On either side of the mess that is the Marjorie Lawrence competition, you have two grown men pointing their fingers accusingly at each other. Without considerable investigative resources or costly litigation, it’s unlikely that anyone will ever discover which of them is telling the truth. But in a way it’s irrelevant because the facts tell their own story. And here it is in a nutshell:

Opera Music Theatre International held the Marjorie Lawrence International Vocal Competition. McCully is the only identifiable officer of OMTI. He appointed Schrum as chairman of his event. Schrum accepted the appointment. They were the only principals involved in the planning and organization of the event. At least nine people were not paid when the competition was over, including the very singers the event purported to serve.
Because neither man accepts responsibility for the results of the event they created together, readers will have to draw their own conclusions. Meanwhile, six young singers have learned a costly lesson about competitions: Beware. Things are not always as they appear.
In the case of the Marjorie Lawrence competition, even experienced professionals were lured by an elaborate façade built with a variety of promotional tools, and sprinkled with the glitter of renowned personages. And this is by no means an isolated occurrence. Though the vast majority of the contests out there are respectable and worthwhile, bad apples that fail to pay are scattered amongst them. The reasons for such failure range from deliberate fraud to incompetence to best intentions gone awry.
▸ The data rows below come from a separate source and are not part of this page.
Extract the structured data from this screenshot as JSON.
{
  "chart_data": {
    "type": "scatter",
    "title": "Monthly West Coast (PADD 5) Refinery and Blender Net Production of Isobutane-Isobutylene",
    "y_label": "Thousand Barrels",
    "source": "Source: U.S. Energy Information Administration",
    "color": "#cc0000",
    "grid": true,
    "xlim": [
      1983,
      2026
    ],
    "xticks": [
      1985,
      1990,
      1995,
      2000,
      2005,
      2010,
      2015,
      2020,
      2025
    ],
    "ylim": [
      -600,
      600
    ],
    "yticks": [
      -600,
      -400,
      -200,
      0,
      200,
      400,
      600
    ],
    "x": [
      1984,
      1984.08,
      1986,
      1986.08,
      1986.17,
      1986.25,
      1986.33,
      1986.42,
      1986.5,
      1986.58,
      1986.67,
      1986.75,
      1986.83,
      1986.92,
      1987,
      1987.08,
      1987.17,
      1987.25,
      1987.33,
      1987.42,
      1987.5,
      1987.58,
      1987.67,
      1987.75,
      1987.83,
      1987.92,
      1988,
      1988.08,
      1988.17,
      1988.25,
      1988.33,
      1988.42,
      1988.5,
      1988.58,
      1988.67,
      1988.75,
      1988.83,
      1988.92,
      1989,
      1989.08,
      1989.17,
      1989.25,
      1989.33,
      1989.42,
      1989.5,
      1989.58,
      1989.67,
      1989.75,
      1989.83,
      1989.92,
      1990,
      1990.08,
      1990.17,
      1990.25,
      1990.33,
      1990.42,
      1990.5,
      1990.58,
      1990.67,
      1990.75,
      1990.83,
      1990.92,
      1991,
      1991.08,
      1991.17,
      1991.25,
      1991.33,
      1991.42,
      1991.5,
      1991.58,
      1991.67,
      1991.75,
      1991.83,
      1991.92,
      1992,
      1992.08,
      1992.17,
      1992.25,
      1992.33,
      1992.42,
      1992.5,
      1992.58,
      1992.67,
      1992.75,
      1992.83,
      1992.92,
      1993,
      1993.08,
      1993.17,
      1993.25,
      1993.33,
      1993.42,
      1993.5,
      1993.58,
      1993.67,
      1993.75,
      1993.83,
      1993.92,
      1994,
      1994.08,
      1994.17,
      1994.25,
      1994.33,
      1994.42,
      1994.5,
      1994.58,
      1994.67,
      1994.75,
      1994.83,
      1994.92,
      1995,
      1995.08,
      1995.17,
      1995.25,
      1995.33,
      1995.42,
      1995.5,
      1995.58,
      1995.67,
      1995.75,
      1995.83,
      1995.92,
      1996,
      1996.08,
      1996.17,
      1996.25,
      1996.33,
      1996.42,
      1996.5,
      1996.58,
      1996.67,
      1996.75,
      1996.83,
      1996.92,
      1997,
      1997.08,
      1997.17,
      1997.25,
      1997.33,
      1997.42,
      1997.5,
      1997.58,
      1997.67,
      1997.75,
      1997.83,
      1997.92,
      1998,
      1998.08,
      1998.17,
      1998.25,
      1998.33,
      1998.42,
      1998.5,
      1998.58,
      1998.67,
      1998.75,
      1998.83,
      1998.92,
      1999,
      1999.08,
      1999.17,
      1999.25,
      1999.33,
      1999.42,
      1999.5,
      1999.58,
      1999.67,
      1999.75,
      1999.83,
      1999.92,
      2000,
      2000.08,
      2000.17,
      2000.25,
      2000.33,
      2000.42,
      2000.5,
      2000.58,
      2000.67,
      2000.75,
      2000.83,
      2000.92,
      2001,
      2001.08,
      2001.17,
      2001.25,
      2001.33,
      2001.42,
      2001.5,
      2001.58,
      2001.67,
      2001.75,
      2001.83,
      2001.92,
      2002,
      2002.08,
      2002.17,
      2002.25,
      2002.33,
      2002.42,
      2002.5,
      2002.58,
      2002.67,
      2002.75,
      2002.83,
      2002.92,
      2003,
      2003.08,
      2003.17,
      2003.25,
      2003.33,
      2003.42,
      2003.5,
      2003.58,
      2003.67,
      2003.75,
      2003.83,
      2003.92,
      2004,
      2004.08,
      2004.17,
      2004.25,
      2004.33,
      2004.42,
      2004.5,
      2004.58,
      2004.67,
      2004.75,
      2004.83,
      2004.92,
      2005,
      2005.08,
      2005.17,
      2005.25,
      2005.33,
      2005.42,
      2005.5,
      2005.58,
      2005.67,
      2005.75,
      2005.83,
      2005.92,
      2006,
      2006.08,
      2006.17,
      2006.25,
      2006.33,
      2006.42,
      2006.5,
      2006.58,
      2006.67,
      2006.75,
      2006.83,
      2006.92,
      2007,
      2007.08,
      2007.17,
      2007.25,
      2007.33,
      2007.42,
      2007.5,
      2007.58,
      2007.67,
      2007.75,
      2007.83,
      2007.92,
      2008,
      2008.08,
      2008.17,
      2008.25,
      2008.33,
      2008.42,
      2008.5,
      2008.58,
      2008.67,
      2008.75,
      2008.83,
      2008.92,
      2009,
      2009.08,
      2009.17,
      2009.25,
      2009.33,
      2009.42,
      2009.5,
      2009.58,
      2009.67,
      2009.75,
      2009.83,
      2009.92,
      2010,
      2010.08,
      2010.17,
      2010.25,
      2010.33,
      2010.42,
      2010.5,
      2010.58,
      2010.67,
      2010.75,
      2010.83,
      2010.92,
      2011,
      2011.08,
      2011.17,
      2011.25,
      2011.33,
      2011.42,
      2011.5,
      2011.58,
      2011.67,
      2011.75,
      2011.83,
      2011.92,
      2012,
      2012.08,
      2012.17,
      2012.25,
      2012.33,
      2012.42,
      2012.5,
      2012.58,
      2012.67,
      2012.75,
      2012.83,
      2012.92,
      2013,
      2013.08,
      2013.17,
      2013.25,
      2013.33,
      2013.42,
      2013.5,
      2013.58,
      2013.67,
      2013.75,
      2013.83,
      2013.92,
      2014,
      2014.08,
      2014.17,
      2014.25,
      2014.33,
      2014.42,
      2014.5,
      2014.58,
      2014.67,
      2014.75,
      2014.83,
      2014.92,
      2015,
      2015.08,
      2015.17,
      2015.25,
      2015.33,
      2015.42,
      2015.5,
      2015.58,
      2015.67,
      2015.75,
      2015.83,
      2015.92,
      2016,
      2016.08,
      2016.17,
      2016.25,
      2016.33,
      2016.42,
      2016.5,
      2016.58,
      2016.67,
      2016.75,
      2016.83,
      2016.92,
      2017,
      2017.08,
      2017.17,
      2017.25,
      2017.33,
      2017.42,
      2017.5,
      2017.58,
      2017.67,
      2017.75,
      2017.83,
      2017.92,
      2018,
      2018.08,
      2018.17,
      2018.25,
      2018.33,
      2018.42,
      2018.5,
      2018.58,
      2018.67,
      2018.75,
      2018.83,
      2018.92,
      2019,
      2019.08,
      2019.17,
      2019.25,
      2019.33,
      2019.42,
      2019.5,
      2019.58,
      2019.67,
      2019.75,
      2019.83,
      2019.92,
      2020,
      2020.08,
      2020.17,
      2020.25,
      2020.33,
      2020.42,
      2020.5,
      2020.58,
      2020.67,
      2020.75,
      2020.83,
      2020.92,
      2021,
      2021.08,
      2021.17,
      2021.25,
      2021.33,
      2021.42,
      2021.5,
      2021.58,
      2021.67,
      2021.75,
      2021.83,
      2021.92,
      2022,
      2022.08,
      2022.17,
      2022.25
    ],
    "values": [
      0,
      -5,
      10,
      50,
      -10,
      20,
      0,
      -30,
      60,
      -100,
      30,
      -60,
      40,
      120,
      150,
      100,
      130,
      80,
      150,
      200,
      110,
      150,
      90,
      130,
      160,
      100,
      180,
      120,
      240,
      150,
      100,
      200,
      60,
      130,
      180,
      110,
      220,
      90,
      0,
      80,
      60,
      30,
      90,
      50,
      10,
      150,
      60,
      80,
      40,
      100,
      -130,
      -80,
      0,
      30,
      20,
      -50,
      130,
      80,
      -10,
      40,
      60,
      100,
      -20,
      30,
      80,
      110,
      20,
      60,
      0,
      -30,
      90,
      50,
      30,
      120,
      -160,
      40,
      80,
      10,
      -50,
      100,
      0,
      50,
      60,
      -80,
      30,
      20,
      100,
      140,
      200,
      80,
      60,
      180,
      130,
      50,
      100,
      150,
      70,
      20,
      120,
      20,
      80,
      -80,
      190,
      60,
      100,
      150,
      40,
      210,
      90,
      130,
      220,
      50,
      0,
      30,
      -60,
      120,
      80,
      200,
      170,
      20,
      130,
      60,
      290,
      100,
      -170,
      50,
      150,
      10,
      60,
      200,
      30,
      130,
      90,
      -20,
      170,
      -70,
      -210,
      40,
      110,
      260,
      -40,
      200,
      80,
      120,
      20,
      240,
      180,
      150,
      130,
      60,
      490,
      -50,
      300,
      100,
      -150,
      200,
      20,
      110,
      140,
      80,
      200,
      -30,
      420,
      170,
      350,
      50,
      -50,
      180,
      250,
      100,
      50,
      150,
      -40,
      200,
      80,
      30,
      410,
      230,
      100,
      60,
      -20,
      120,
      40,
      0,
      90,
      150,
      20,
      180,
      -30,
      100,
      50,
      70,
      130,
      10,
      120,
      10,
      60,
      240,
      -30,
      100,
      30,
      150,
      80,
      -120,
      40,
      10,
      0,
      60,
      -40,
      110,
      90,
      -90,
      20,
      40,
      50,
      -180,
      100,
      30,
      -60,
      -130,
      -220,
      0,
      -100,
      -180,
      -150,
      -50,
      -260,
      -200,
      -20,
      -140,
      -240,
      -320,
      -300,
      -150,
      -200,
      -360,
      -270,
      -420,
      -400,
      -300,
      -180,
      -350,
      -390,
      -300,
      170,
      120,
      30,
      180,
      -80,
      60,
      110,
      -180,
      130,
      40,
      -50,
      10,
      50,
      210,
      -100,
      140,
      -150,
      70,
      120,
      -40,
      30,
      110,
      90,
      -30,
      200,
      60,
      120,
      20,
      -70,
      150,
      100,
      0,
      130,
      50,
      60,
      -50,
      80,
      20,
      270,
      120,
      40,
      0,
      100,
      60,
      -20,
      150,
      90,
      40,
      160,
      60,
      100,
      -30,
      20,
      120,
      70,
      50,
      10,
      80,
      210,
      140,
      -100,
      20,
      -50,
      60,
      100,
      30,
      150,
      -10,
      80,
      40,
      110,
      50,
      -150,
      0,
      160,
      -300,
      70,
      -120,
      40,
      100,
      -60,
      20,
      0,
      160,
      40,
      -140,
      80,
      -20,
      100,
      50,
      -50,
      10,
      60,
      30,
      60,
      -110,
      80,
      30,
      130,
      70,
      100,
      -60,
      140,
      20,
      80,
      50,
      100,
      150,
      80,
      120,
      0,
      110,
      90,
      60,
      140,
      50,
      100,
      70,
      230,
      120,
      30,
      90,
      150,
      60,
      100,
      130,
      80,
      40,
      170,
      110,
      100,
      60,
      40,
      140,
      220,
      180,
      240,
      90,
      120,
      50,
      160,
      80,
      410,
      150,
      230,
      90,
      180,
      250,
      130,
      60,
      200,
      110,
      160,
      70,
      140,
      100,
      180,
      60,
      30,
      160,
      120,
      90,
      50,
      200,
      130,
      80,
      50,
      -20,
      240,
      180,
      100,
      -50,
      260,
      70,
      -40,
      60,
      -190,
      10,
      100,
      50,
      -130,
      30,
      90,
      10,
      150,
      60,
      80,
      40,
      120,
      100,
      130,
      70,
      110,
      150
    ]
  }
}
So what can a singer to do to ensure the viability of a competition? Marjorie Lawrence judge Cossa sums it up: “Look for something that has a history or that is held by a reputed organization. Being the first OMTI voice competition, the Marjorie Lawrence was an untried contest by a small organization. Also, be wary of those that ask for a substantial amount of money up front.”

Even though he feels burned by the Marjorie Lawrence event, first-place winner Charles Reid isn’t bitter. “I think this is a rare thing. I really do,” he says. “My advice would be don’t let it deter you from entering competitions. They have been very helpful to me in getting my career started. If a competition has a track record of winners, you can feel pretty safe about entering.”

Lori Gunnell

Lori Gunnell is a free-lance writer (and 13-year practitioner of yoga) based in Pasadena, Calif. Out of consideration for others, she only sings in the shower and car.